Figure 1 (A) Patients’ knowledge of the number of drugs compared to approved number of prescribed drugs at home (baseline). Each line indicates one patient (n=111). (B) Patients’ knowledge of the number of drugs compared to approved number of prescribed drugs at home (3 months). Each line indicates one patient (n=91). 0% deviation = correct number of drugs stated.
Note: ****Four patients had a percentage of more than 100.

In contrast to our expectation, medication knowledge decreased continuously from baseline to the third interview. At baseline, 41 patients (37%) stated the correct number of drugs taken, whereas only 16 patients (18%) knew the correct number after discharge (P=0.008). Figure 2 shows that the number of patients underestimating the number of drugs particularly increased after discharge. The number of patients exhibiting a deviation of 100% increased from six patients at baseline to 14 patients at the third interview. Figure 3 illustrates the amount of underestimation of the correct number of medications.

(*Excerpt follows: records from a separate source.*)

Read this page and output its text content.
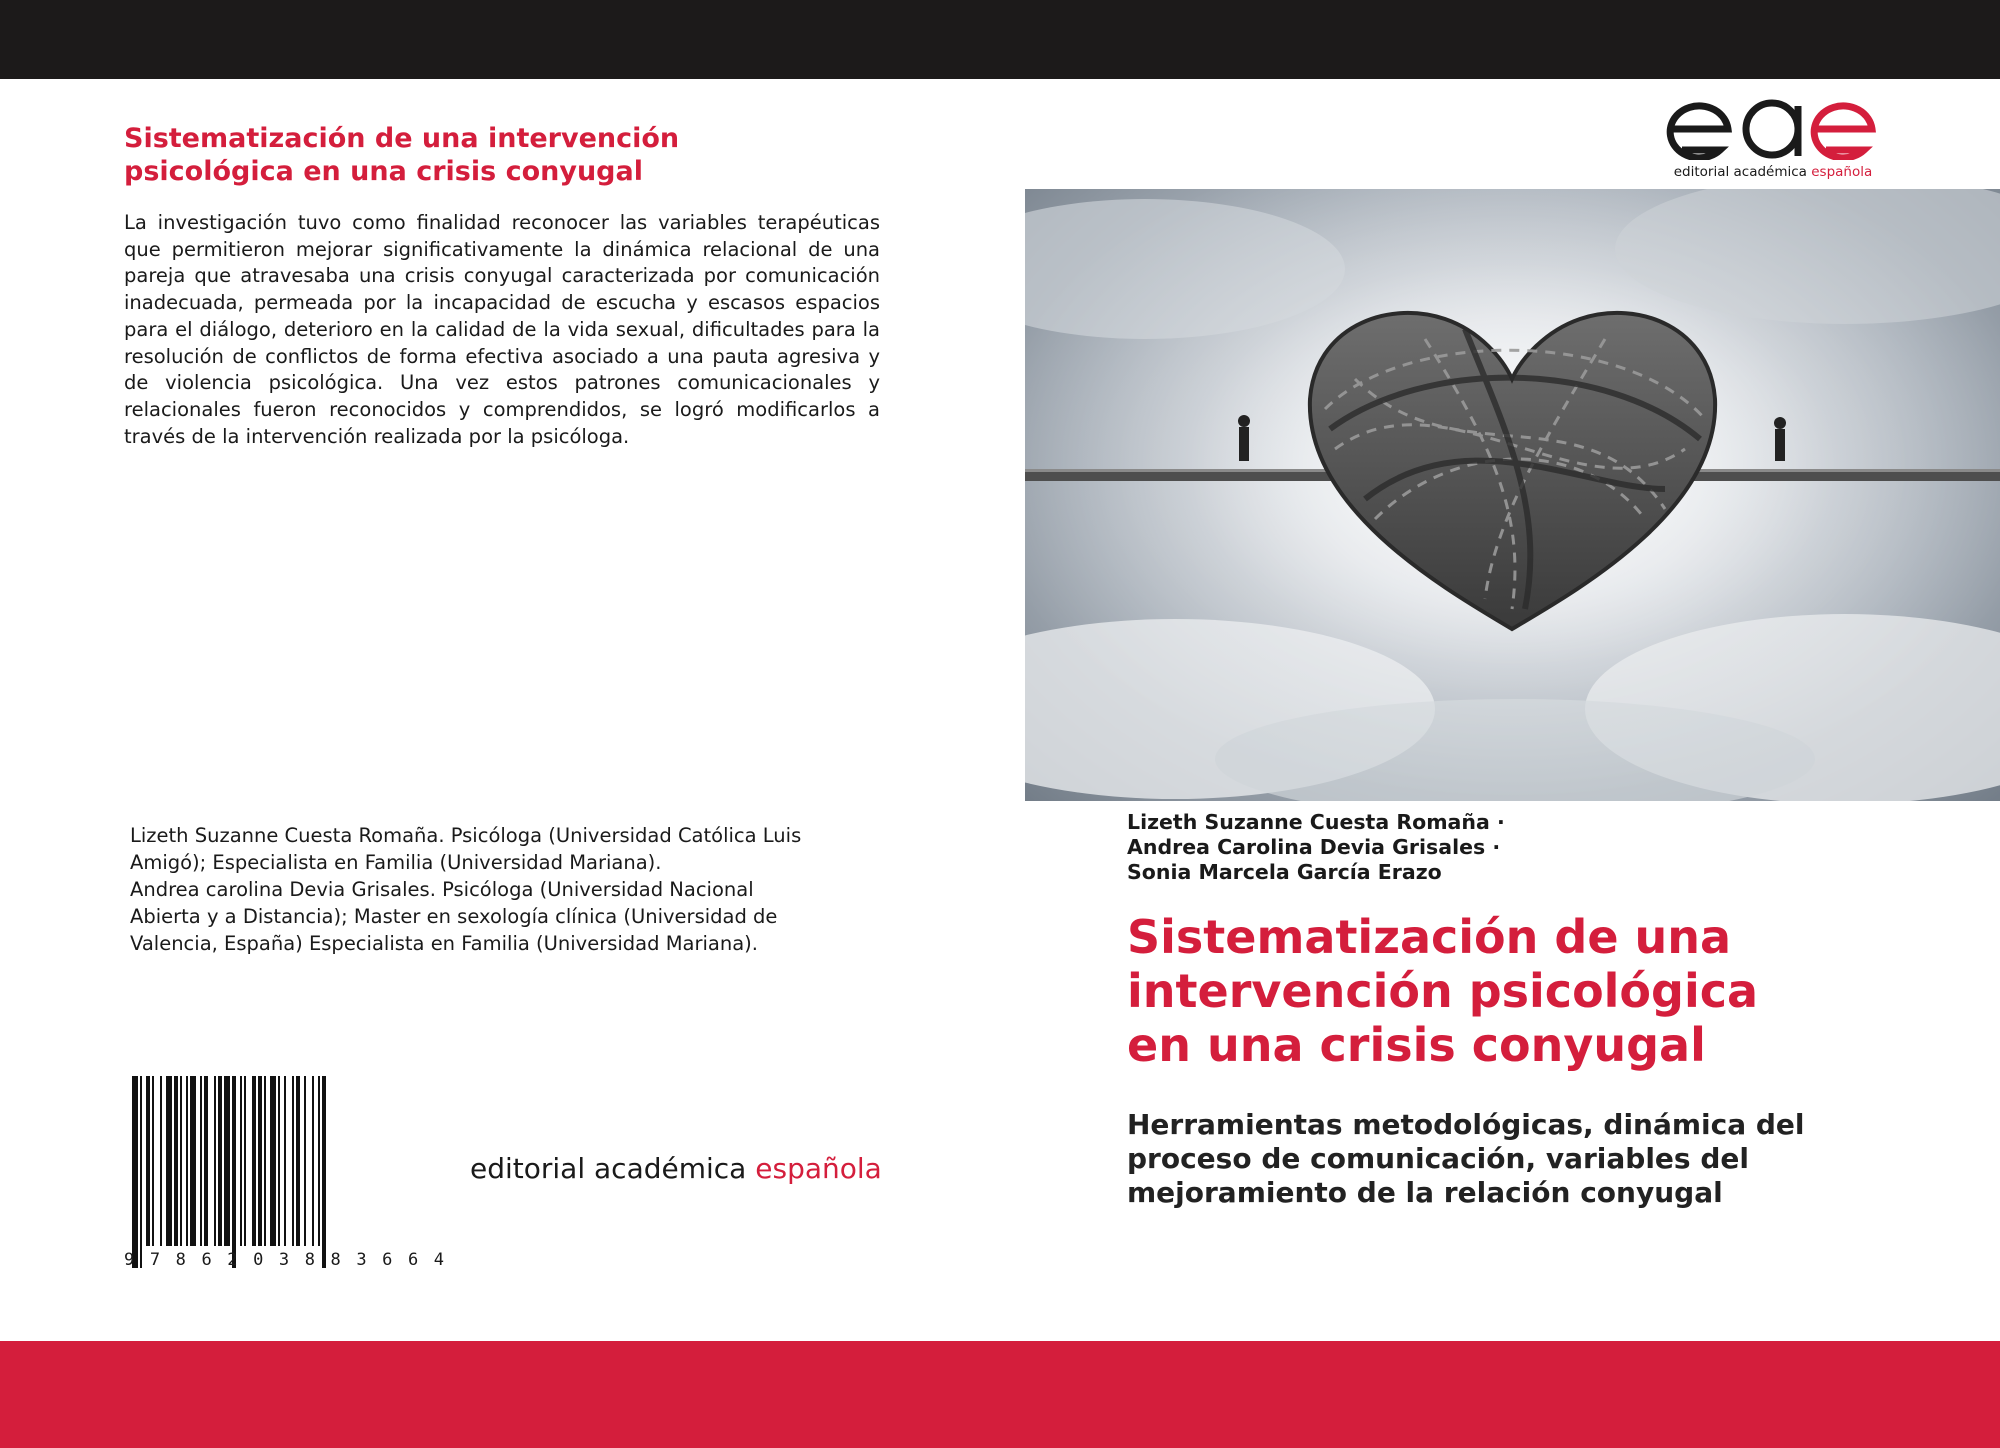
Sistematización de una intervención
psicológica en una crisis conyugal

La investigación tuvo como finalidad reconocer las variables terapéuticas que permitieron mejorar significativamente la dinámica relacional de una pareja que atravesaba una crisis conyugal caracterizada por comunicación inadecuada, permeada por la incapacidad de escucha y escasos espacios para el diálogo, deterioro en la calidad de la vida sexual, dificultades para la resolución de conflictos de forma efectiva asociado a una pauta agresiva y de violencia psicológica. Una vez estos patrones comunicacionales y relacionales fueron reconocidos y comprendidos, se logró modificarlos a través de la intervención realizada por la psicóloga.

Lizeth Suzanne Cuesta Romaña. Psicóloga (Universidad Católica Luis
Amigó); Especialista en Familia (Universidad Mariana).
Andrea carolina Devia Grisales. Psicóloga (Universidad Nacional
Abierta y a Distancia); Master en sexología clínica (Universidad de
Valencia, España) Especialista en Familia (Universidad Mariana).
9 7 8 6 2 0 3 8 8 3 6 6 4
editorial académica española
editorial académica española
Lizeth Suzanne Cuesta Romaña ·
Andrea Carolina Devia Grisales ·
Sonia Marcela García Erazo
Sistematización de una
intervención psicológica
en una crisis conyugal
Herramientas metodológicas, dinámica del
proceso de comunicación, variables del
mejoramiento de la relación conyugal
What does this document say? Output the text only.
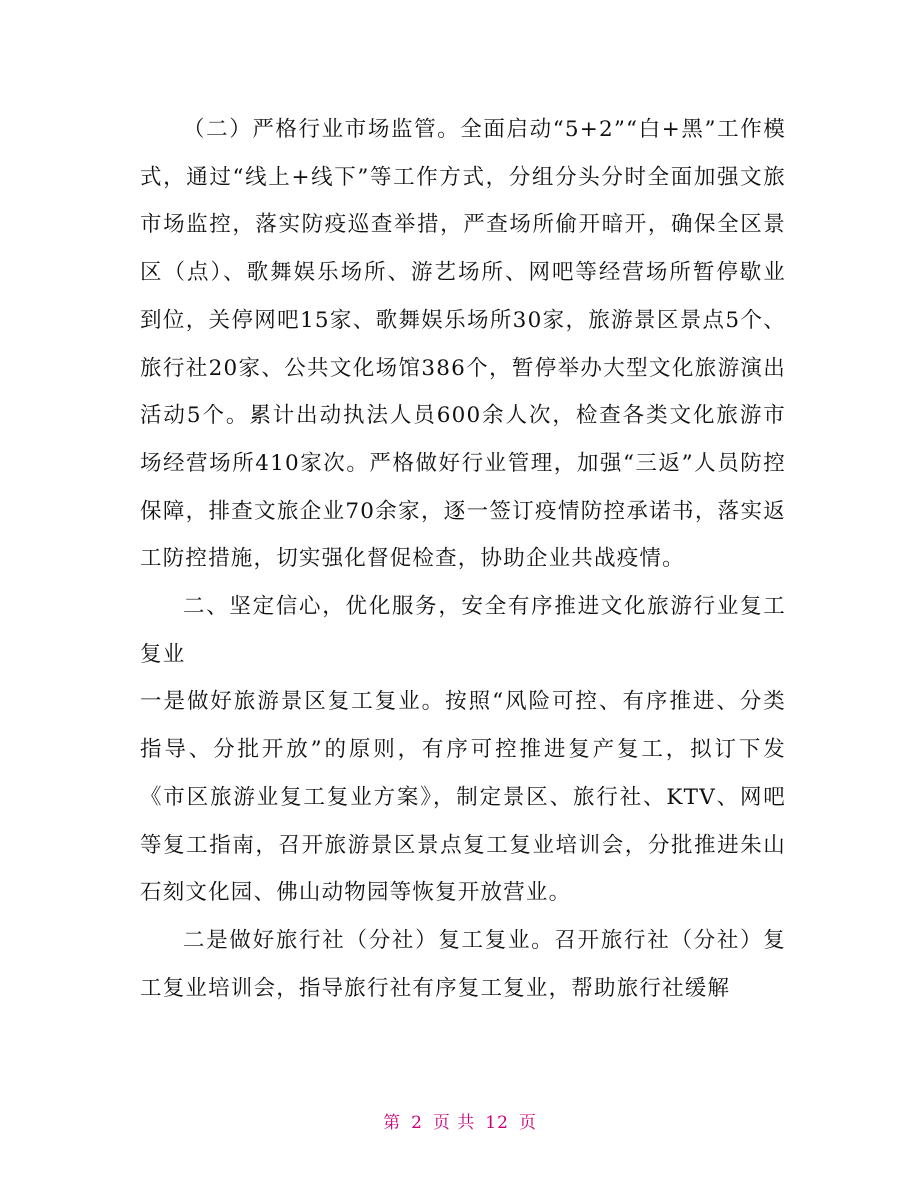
（二）严格行业市场监管。全面启动“5+2”“白+黑”工作模式，通过“线上+线下”等工作方式，分组分头分时全面加强文旅市场监控，落实防疫巡查举措，严查场所偷开暗开，确保全区景区（点）、歌舞娱乐场所、游艺场所、网吧等经营场所暂停歇业到位，关停网吧15家、歌舞娱乐场所30家，旅游景区景点5个、旅行社20家、公共文化场馆386个，暂停举办大型文化旅游演出活动5个。累计出动执法人员600余人次，检查各类文化旅游市场经营场所410家次。严格做好行业管理，加强“三返”人员防控保障，排查文旅企业70余家，逐一签订疫情防控承诺书，落实返工防控措施，切实强化督促检查，协助企业共战疫情。

二、坚定信心，优化服务，安全有序推进文化旅游行业复工复业

一是做好旅游景区复工复业。按照“风险可控、有序推进、分类指导、分批开放”的原则，有序可控推进复产复工，拟订下发《市区旅游业复工复业方案》，制定景区、旅行社、KTV、网吧等复工指南，召开旅游景区景点复工复业培训会，分批推进朱山石刻文化园、佛山动物园等恢复开放营业。

二是做好旅行社（分社）复工复业。召开旅行社（分社）复工复业培训会，指导旅行社有序复工复业，帮助旅行社缓解

第 2 页 共 12 页
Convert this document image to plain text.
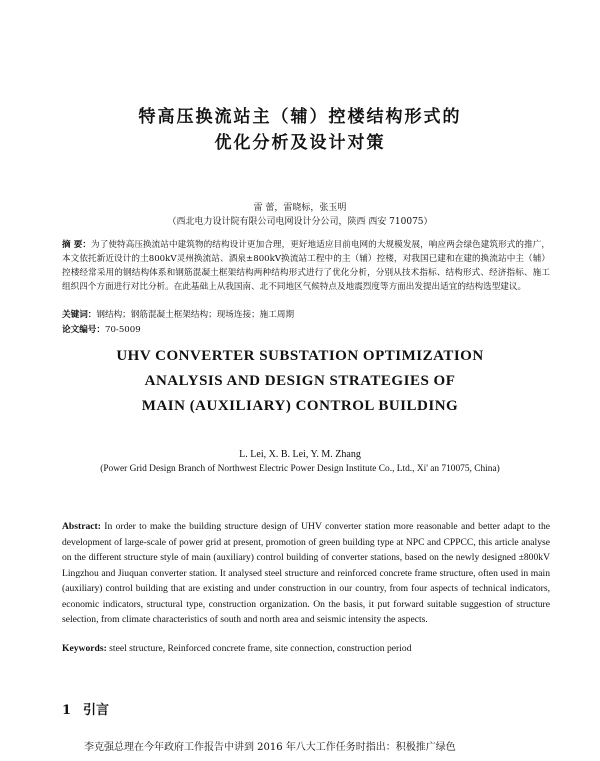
特高压换流站主（辅）控楼结构形式的
优化分析及设计对策
雷 蕾，雷晓标，张玉明
（西北电力设计院有限公司电网设计分公司，陕西 西安 710075）

摘 要：为了使特高压换流站中建筑物的结构设计更加合理，更好地适应目前电网的大规模发展，响应两会绿色建筑形式的推广，本文依托新近设计的土800kV灵州换流站、酒泉±800kV换流站工程中的主（辅）控楼，对我国已建和在建的换流站中主（辅）控楼经常采用的钢结构体系和钢筋混凝土框架结构两种结构形式进行了优化分析，分别从技术指标、结构形式、经济指标、施工组织四个方面进行对比分析。在此基础上从我国南、北不同地区气候特点及地震烈度等方面出发提出适宜的结构选型建议。

关键词：钢结构；钢筋混凝土框架结构；现场连接；施工周期

论文编号：70-5009

UHV CONVERTER SUBSTATION OPTIMIZATION
ANALYSIS AND DESIGN STRATEGIES OF
MAIN (AUXILIARY) CONTROL BUILDING
L. Lei, X. B. Lei, Y. M. Zhang
(Power Grid Design Branch of Northwest Electric Power Design Institute Co., Ltd., Xi' an 710075, China)

Abstract: In order to make the building structure design of UHV converter station more reasonable and better adapt to the development of large-scale of power grid at present, promotion of green building type at NPC and CPPCC, this article analyse on the different structure style of main (auxiliary) control building of converter stations, based on the newly designed ±800kV Lingzhou and Jiuquan converter station. It analysed steel structure and reinforced concrete frame structure, often used in main (auxiliary) control building that are existing and under construction in our country, from four aspects of technical indicators, economic indicators, structural type, construction organization. On the basis, it put forward suitable suggestion of structure selection, from climate characteristics of south and north area and seismic intensity the aspects.

Keywords: steel structure, Reinforced concrete frame, site connection, construction period

1 引言
李克强总理在今年政府工作报告中讲到 2016 年八大工作任务时指出：积极推广绿色
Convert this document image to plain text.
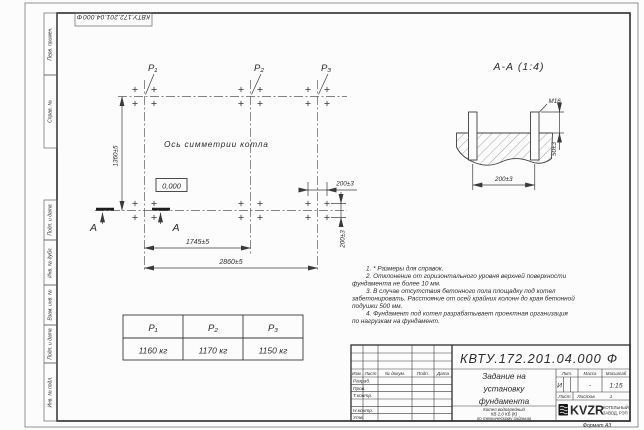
Перв. примен.
Справ. №
Подп. и дата
Инв. № дубл.
Взам. инв. №
Подп. и дата
Инв. № подл.
КВТУ.172.201.04.000
Ф
P₁	P₂	P₃
Ось симметрии котла
0,000
А	А
1360±5
1745±5
2860±5
200±3
200±3
А-А (1:4)
М16
50±3
200±3
1. * Размеры для справок.
2. Отклонение от горизонтального уровня верхней поверхности
фундамента не более 10 мм.
3. В случае отсутствия бетонного пола площадку под котел
забетонировать. Расстояние от осей крайних колонн до края бетонной
подушки 500 мм.
4. Фундамент под котел разрабатывает проектная организация
по нагрузкам на фундамент.
P₁	P₂	P₃
1160 кг	1170 кг	1150 кг
Изм. Лист № докум.	Подп. Дата
Разраб.
Пров.
Т.контр.
Н.контр.
Утв.
КВТУ.172.201.04.000 Ф
Задание на
установку
фундамента
Котел водогрейный
КВ-2,0 КБ (К)
по техническому заданию
Лит.	Масса Масштаб
И	-	1:15
Лист Листов	1
KVZR
КОТЕЛЬНЫЙ
ЗАВОД, РЭП
Формат А3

Figure 2 Deviation of stated number of daily medications compared to prescribed number of daily medications.
Notes: Mean ± SE. *P<0.05 knowledge at 3 months vs baseline (interview 1).
Abbreviation: SE, standard error.

Figure 3 Patients’ knowledge of the number of drugs. Percent of patients stating the correct number of drugs, over- and underestimating the number of drugs compared to prescribed (%).

Knowledge of the number of daily medications based on NT-proBNP levels and age

To assess individual knowledge of heart-specific medication (correct number, name [generic or brand] out of the 15 CV drug classes, mode of action, dosage form, time-points of administration) in relation to the severity of heart failure and age, patients were stratified according to NT-proBNP and age tertiles. An inverse relation between medication knowledge and NT-proBNP levels was found at all three interviews (time-points) as percent knowledge of the correct number of drugs decreased from tertile 1 to tertile 3 (Figure 4). Patients within the second age tertile (76–82 years) exhibited the best knowledge compared to older or younger individuals (Figure 5).

Figure 4 Medication knowledge depending on NT-proBNP level tertiles at the time of hospitalization (baseline). Percent of correct answers (correct number, name [generic or brand], mode of action, dosage form, time-points of administration) at baseline (n=111), at days 2–4 of hospital stay (n=106), and 3 months after discharge from the hospital (n=91) of surviving patients based on NTproBNP values at baseline. Median ± SE.
Abbreviations: SE, standard error; NT-proBNP, N-terminal prohormone of brain natriuretic peptide.

Figure 5 Medication knowledge depending on age tertiles. Percent of correct answers (correct number, name [generic or brand], mode of action, dosage form, time-points of administration) at baseline (n=111), at days 2–4 of hospital stay (n=106), and 3 months after discharge from the hospital (n=91) of surviving patients based on age tertiles. Median ± SE.
Abbreviation: SE, standard error.


The main finding of this study was that the individual level of knowledge regarding heart failure-related medication was low in a cohort of CHF patients hospitalized for decompensated heart failure and was inversely related to the severity of the disease but not with regard to age. In contrast to our expectations, the knowledge decreased even further from the time of hospital admission to the outpatient setting.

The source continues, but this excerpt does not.